Les sources d’expertise se multiplient : associations de chefs de police, congrès et organismes de recherches, auxquels s’ajoutent lobbys et firmes de consultants privés. On échange et on magasine les bonnes pratiques d’autrui. Se maintenir à la fine pointe de la technologie étant une preuve d’efficacité, l’achat compulsif de nouveaux gadgets devient paradoxalement une justification en soi du financement de l’État.
L’ère de la neutralisation stratégique
Lesley J. Wood soulève l’avènement d’une nouvelle stratégie de gestion des manifestations : la neutralisation stratégique. Cette nouvelle pratique repose sur un objectif fondamental : neutraliser la menace avant qu’elle ne se concrétise. Par l’usage de collecte de renseignements, les forces policières vont évaluer le potentiel de dérangement d’un évènement donné, afin de prévoir son évolution. Sur les lieux de la manifestation, l’action policière vise l’isolement des manifestants.

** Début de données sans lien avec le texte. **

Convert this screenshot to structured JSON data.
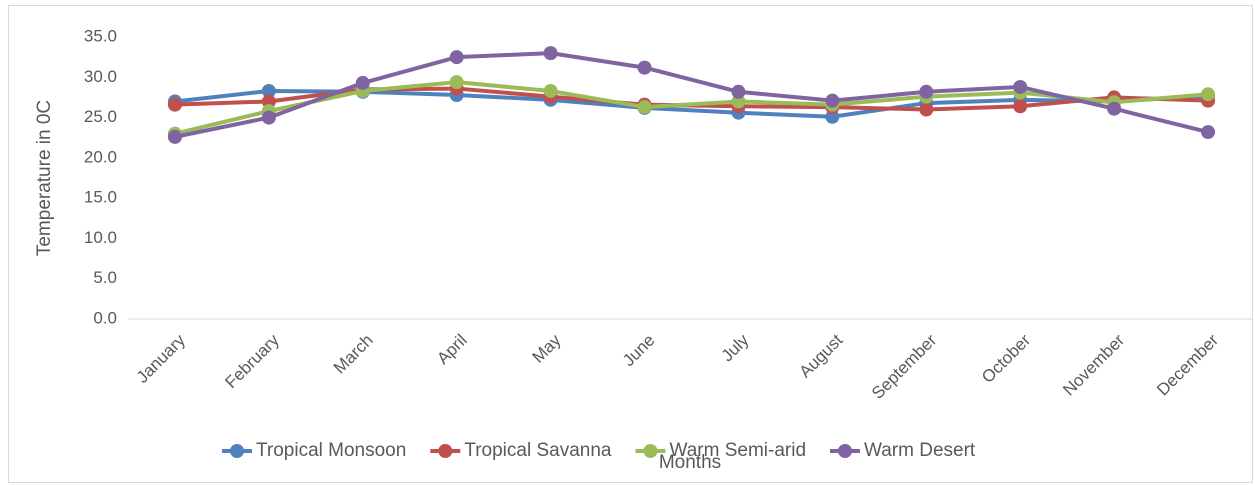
{
  "chart_data": {
    "type": "line",
    "y_label": "Temperature in 0C",
    "x_label": "Months",
    "categories": [
      "January",
      "February",
      "March",
      "April",
      "May",
      "June",
      "July",
      "August",
      "September",
      "October",
      "November",
      "December"
    ],
    "series": [
      {
        "name": "Tropical Monsoon",
        "color": "#4f81bd",
        "values": [
          27.0,
          28.3,
          28.2,
          27.8,
          27.2,
          26.2,
          25.6,
          25.1,
          26.8,
          27.2,
          27.0,
          27.7
        ]
      },
      {
        "name": "Tropical Savanna",
        "color": "#c0504d",
        "values": [
          26.6,
          27.0,
          28.5,
          28.6,
          27.6,
          26.6,
          26.4,
          26.3,
          26.0,
          26.4,
          27.5,
          27.1
        ]
      },
      {
        "name": "Warm Semi-arid",
        "color": "#9bbb59",
        "values": [
          23.0,
          25.8,
          28.3,
          29.4,
          28.3,
          26.3,
          27.0,
          26.6,
          27.6,
          28.1,
          26.9,
          27.9
        ]
      },
      {
        "name": "Warm Desert",
        "color": "#8064a2",
        "values": [
          22.6,
          25.0,
          29.3,
          32.5,
          33.0,
          31.2,
          28.2,
          27.1,
          28.2,
          28.8,
          26.1,
          23.2
        ]
      }
    ],
    "ylim": [
      0,
      35
    ],
    "yticks": [
      {
        "value": 0,
        "label": "0.0"
      },
      {
        "value": 5,
        "label": "5.0"
      },
      {
        "value": 10,
        "label": "10.0"
      },
      {
        "value": 15,
        "label": "15.0"
      },
      {
        "value": 20,
        "label": "20.0"
      },
      {
        "value": 25,
        "label": "25.0"
      },
      {
        "value": 30,
        "label": "30.0"
      },
      {
        "value": 35,
        "label": "35.0"
      }
    ],
    "grid": false,
    "legend": "bottom"
  }
}
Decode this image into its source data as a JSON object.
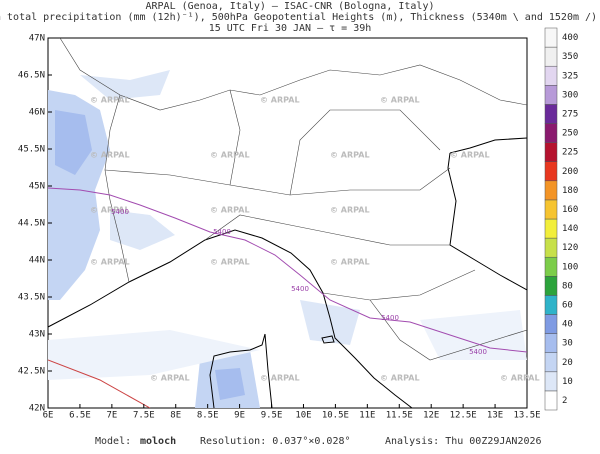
{
  "header": {
    "line1": "ARPAL (Genoa, Italy)  —  ISAC-CNR (Bologna, Italy)",
    "line2": "12h total precipitation (mm (12h)⁻¹), 500hPa Geopotential Heights (m), Thickness (5340m \\ and 1520m /)",
    "line3": "15 UTC Fri 30 JAN  —  τ = 39h"
  },
  "map": {
    "lon_labels": [
      "6E",
      "6.5E",
      "7E",
      "7.5E",
      "8E",
      "8.5E",
      "9E",
      "9.5E",
      "10E",
      "10.5E",
      "11E",
      "11.5E",
      "12E",
      "12.5E",
      "13E",
      "13.5E"
    ],
    "lat_labels": [
      "42N",
      "42.5N",
      "43N",
      "43.5N",
      "44N",
      "44.5N",
      "45N",
      "45.5N",
      "46N",
      "46.5N",
      "47N"
    ],
    "watermark": "© ARPAL",
    "contour_label": "5400"
  },
  "colorbar": [
    {
      "label": "2",
      "color": "#ffffff"
    },
    {
      "label": "10",
      "color": "#dde7f7"
    },
    {
      "label": "20",
      "color": "#c4d5f3"
    },
    {
      "label": "30",
      "color": "#a6bdee"
    },
    {
      "label": "40",
      "color": "#7f9be3"
    },
    {
      "label": "60",
      "color": "#2fb3c9"
    },
    {
      "label": "80",
      "color": "#2ca33c"
    },
    {
      "label": "100",
      "color": "#7ccd4a"
    },
    {
      "label": "120",
      "color": "#c7e04a"
    },
    {
      "label": "140",
      "color": "#f2ee3b"
    },
    {
      "label": "160",
      "color": "#f6c430"
    },
    {
      "label": "180",
      "color": "#f39426"
    },
    {
      "label": "200",
      "color": "#e8371f"
    },
    {
      "label": "225",
      "color": "#b5122e"
    },
    {
      "label": "250",
      "color": "#8a1a6e"
    },
    {
      "label": "275",
      "color": "#6a2a9a"
    },
    {
      "label": "300",
      "color": "#b79ad8"
    },
    {
      "label": "325",
      "color": "#e2d6f0"
    },
    {
      "label": "350",
      "color": "#f0f0f0"
    },
    {
      "label": "400",
      "color": "#f7f7f7"
    }
  ],
  "footer": {
    "model_label": "Model:",
    "model": "moloch",
    "resolution": "Resolution: 0.037°×0.028°",
    "analysis": "Analysis: Thu 00Z29JAN2026"
  }
}
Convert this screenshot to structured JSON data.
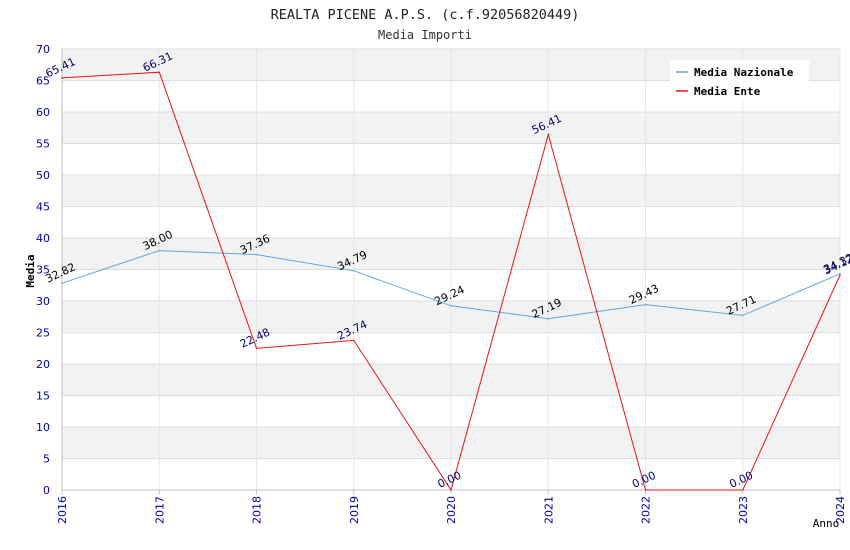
{
  "chart_data": {
    "type": "line",
    "title": "REALTA PICENE A.P.S. (c.f.92056820449)",
    "subtitle": "Media Importi",
    "xlabel": "Anno",
    "ylabel": "Media",
    "categories": [
      "2016",
      "2017",
      "2018",
      "2019",
      "2020",
      "2021",
      "2022",
      "2023",
      "2024"
    ],
    "ylim": [
      0,
      70
    ],
    "yticks": [
      "0",
      "5",
      "10",
      "15",
      "20",
      "25",
      "30",
      "35",
      "40",
      "45",
      "50",
      "55",
      "60",
      "65",
      "70"
    ],
    "grid": "horizontal bands",
    "legend_position": "top-right",
    "series": [
      {
        "name": "Media Nazionale",
        "color": "#5ba8e6",
        "label_color": "#000000",
        "values": [
          32.82,
          38.0,
          37.36,
          34.79,
          29.24,
          27.19,
          29.43,
          27.71,
          34.32
        ],
        "labels": [
          "32.82",
          "38.00",
          "37.36",
          "34.79",
          "29.24",
          "27.19",
          "29.43",
          "27.71",
          "34.32"
        ]
      },
      {
        "name": "Media Ente",
        "color": "#e8141b",
        "label_color": "#00007a",
        "values": [
          65.41,
          66.31,
          22.48,
          23.74,
          0.0,
          56.41,
          0.0,
          0.0,
          34.12
        ],
        "labels": [
          "65.41",
          "66.31",
          "22.48",
          "23.74",
          "0.00",
          "56.41",
          "0.00",
          "0.00",
          "34.12"
        ]
      }
    ],
    "colors": {
      "axis_tick_text": "#0000aa",
      "band": "#f2f2f2",
      "gridline": "#dddddd",
      "axis": "#bfbfbf"
    }
  }
}
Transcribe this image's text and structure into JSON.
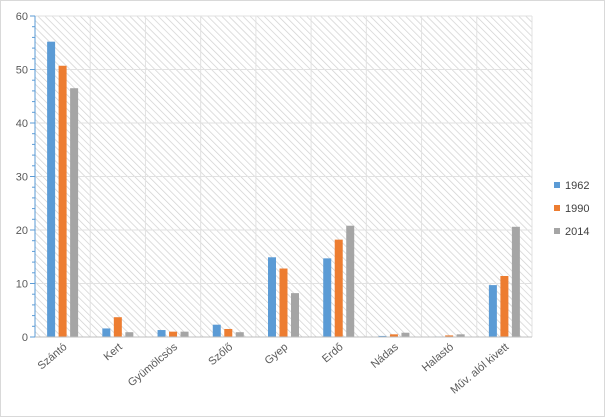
{
  "chart_data": {
    "type": "bar",
    "categories": [
      "Szántó",
      "Kert",
      "Gyümölcsös",
      "Szőlő",
      "Gyep",
      "Erdő",
      "Nádas",
      "Halastó",
      "Műv. alól kivett"
    ],
    "series": [
      {
        "name": "1962",
        "color": "#5b9bd5",
        "values": [
          55.2,
          1.6,
          1.3,
          2.3,
          14.9,
          14.7,
          0.2,
          0.1,
          9.7
        ]
      },
      {
        "name": "1990",
        "color": "#ed7d31",
        "values": [
          50.7,
          3.7,
          1.0,
          1.5,
          12.8,
          18.2,
          0.5,
          0.3,
          11.4
        ]
      },
      {
        "name": "2014",
        "color": "#a5a5a5",
        "values": [
          46.5,
          0.9,
          1.0,
          0.9,
          8.2,
          20.8,
          0.8,
          0.5,
          20.6
        ]
      }
    ],
    "yticks": [
      "0",
      "10",
      "20",
      "30",
      "40",
      "50",
      "60"
    ],
    "ylim": [
      0,
      60
    ],
    "title": "",
    "xlabel": "",
    "ylabel": "",
    "grid": true,
    "legend_position": "right"
  }
}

À l’ère de la neutralisation stratégique, l’intervention n’est donc pas causée par le crime, elle le présume et le devance. La souricière devient alors l’exemple le plus frappant d’une pratique qui musèle la parole avant même qu’elle ne soit exprimée.
Policier et manifestant : une barrière étanche
En entretenant des mythes sur l’action militante et en privilégiant une vision manichéenne de la manifestation, les forces policières entretiennent une barrière étanche qui sépare le eux du nous, le bien du mal. Wood appelle à sa déconstruction graduelle, invitant les militants à dépasser le « A.C.A.B. »* afin de mieux saisir la réalité policière.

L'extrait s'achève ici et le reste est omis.